In Egypt, where Free Basics abruptly stopped working roughly two months after it was first launched, a local representative for the Etisalat company told BuzzFeed News that few customers had complained about the sudden end of the program.

“Nobody came into stores asking about it, as far as I know. People used it as a free service when it was on their phone and went back to buying data when it was gone,” said the representative, who would not speak on record, as he said Etisalat was still in talks to restart the service in Egypt. “People were more angry and vocal when we changed our marketing logo.”

Yet while Free Basics is free, it is not without controversy. At least one telecom BuzzFeed News contacted in Peru said that, because of ongoing policy debates at the national level, it was not possible to share information about how Free Basics is marketed and how widely it’s used.
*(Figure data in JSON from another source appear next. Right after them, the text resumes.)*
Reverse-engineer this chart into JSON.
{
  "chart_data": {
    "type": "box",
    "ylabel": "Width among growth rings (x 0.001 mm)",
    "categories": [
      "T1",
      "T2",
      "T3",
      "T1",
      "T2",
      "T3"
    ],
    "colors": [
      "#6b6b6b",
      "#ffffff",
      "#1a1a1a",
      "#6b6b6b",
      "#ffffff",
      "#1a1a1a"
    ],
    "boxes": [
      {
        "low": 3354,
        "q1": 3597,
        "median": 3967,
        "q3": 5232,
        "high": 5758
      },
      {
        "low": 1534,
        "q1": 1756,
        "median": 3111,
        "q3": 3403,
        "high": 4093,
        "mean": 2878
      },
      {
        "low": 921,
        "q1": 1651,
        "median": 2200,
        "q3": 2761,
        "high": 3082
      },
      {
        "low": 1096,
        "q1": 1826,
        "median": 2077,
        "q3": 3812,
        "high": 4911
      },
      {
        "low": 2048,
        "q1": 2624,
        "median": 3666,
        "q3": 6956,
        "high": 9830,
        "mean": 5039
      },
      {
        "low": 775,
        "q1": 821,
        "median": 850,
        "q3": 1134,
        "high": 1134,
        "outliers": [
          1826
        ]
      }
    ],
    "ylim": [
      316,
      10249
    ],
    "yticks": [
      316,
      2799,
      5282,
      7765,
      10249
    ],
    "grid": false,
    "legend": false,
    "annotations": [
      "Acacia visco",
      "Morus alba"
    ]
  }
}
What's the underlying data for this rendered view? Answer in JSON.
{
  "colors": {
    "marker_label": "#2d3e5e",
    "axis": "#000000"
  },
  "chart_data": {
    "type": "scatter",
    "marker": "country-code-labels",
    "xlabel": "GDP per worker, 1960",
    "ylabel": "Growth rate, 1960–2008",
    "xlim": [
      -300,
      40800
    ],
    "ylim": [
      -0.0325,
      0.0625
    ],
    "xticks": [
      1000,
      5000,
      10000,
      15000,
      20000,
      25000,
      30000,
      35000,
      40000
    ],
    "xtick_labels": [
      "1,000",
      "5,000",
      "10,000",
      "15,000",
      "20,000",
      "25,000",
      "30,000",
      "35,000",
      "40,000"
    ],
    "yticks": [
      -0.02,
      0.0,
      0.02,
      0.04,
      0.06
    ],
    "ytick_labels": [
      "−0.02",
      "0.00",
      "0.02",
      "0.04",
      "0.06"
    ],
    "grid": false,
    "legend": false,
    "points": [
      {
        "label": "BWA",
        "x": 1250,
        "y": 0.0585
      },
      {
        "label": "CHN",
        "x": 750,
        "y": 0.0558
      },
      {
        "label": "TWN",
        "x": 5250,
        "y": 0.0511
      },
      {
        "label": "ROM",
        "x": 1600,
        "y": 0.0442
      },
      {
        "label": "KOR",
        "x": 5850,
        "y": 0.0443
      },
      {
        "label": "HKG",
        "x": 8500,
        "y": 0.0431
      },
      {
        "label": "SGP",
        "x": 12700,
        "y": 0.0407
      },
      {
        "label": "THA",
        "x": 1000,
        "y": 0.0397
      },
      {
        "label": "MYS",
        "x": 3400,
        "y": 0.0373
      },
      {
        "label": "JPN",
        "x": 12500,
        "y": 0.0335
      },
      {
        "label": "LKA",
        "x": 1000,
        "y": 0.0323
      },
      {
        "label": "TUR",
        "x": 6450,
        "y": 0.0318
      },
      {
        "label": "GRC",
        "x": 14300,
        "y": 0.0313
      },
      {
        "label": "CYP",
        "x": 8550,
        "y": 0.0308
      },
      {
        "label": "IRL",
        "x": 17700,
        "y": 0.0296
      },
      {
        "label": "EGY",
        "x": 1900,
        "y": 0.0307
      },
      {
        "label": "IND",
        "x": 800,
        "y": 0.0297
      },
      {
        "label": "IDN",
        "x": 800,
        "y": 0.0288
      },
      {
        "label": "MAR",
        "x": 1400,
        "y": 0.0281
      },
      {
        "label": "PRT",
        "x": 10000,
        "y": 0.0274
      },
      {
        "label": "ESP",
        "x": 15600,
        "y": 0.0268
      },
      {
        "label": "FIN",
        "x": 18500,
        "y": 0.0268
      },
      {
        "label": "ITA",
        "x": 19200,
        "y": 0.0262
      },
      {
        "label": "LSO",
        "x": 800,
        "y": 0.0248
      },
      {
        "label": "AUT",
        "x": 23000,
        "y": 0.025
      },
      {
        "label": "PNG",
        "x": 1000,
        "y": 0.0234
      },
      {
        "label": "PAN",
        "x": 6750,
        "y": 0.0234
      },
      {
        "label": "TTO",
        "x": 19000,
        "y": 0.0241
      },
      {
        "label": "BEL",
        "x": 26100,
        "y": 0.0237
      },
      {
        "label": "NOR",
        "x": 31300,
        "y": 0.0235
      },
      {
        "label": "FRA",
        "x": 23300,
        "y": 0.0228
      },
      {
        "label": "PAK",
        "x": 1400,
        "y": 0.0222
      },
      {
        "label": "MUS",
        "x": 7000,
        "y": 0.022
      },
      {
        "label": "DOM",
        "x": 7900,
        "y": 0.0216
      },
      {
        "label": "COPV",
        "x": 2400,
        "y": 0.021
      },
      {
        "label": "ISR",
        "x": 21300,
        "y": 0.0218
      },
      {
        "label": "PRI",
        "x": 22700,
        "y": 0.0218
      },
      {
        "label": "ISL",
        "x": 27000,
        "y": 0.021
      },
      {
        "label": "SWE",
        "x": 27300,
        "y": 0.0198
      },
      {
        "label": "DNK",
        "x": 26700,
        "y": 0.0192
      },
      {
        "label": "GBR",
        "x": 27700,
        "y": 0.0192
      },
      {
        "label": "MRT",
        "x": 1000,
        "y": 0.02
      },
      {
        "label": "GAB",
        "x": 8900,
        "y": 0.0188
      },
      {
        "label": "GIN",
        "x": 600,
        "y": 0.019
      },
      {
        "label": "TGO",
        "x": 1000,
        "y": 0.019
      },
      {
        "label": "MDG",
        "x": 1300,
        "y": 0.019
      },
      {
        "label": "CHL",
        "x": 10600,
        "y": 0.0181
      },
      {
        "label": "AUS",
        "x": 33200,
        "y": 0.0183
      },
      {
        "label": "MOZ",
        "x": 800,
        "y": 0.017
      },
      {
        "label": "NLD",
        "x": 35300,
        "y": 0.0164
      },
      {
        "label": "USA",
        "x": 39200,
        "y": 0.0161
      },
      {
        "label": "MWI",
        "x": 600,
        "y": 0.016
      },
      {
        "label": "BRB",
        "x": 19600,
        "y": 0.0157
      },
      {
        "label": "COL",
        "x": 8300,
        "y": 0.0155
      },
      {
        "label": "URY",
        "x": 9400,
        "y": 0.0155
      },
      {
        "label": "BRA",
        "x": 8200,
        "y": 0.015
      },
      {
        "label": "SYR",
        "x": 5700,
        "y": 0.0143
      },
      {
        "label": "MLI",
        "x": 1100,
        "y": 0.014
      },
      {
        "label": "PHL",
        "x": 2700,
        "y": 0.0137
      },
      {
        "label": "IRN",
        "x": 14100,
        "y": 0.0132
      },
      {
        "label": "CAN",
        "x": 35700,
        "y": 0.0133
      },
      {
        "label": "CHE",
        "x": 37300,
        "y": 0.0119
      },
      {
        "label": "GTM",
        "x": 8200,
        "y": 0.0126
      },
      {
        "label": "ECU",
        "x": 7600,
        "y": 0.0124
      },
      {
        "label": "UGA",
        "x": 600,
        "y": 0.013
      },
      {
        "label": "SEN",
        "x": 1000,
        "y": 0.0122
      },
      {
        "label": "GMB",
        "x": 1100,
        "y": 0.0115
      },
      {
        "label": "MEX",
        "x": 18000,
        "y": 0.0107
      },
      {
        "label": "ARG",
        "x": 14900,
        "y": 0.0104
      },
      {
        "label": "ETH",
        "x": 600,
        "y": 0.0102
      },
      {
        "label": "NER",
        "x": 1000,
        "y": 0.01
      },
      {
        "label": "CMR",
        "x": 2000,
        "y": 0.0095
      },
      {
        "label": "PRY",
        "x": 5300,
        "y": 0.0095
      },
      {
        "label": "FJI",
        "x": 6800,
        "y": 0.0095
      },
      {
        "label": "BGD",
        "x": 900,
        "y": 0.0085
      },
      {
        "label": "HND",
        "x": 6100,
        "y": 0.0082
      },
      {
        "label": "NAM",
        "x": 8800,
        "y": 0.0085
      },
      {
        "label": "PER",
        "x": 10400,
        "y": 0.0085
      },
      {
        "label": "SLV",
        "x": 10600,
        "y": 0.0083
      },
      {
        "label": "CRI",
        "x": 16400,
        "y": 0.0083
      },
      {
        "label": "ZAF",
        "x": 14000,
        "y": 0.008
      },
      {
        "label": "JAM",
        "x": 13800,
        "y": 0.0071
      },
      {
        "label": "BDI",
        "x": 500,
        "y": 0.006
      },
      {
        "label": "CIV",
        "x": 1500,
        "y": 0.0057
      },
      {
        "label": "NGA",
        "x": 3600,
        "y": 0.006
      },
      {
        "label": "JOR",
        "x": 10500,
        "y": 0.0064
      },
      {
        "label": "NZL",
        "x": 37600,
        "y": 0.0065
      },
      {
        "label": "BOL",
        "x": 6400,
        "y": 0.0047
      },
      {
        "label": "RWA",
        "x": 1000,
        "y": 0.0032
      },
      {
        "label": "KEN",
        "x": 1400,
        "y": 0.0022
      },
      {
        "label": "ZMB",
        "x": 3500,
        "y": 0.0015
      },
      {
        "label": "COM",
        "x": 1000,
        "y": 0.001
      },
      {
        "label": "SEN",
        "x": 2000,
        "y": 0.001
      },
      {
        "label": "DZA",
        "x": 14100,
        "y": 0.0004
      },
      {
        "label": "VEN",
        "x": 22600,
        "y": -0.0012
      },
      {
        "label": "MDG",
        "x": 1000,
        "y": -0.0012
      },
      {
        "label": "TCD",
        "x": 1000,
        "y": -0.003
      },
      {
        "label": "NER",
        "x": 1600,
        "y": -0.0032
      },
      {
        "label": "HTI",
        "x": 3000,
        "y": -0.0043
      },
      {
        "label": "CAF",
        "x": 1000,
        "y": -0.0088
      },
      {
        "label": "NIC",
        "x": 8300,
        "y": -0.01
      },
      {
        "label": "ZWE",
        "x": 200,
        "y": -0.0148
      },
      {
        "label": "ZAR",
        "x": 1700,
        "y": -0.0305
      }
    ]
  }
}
Miguel Cassinelli, manager of institutional relations and sustainability for Entel, Facebook’s partner in Peru, said the issue of whether Free Basics complies with Peruvian net neutrality regulations would be discussed by the nation’s regulatory body in the coming months. Osiptel spokesperson Lenka Zajec Yelusic said the agency was unable to comment because the matter is “still under evaluation.” Free Facebook is still being advertised by Entel in Peru.

Peru isn’t the only Latin American country to have concerns about Free Basics and net neutrality. Chile’s government banned zero-rating in 2014, and as a result, Free Basics is not offered there at all.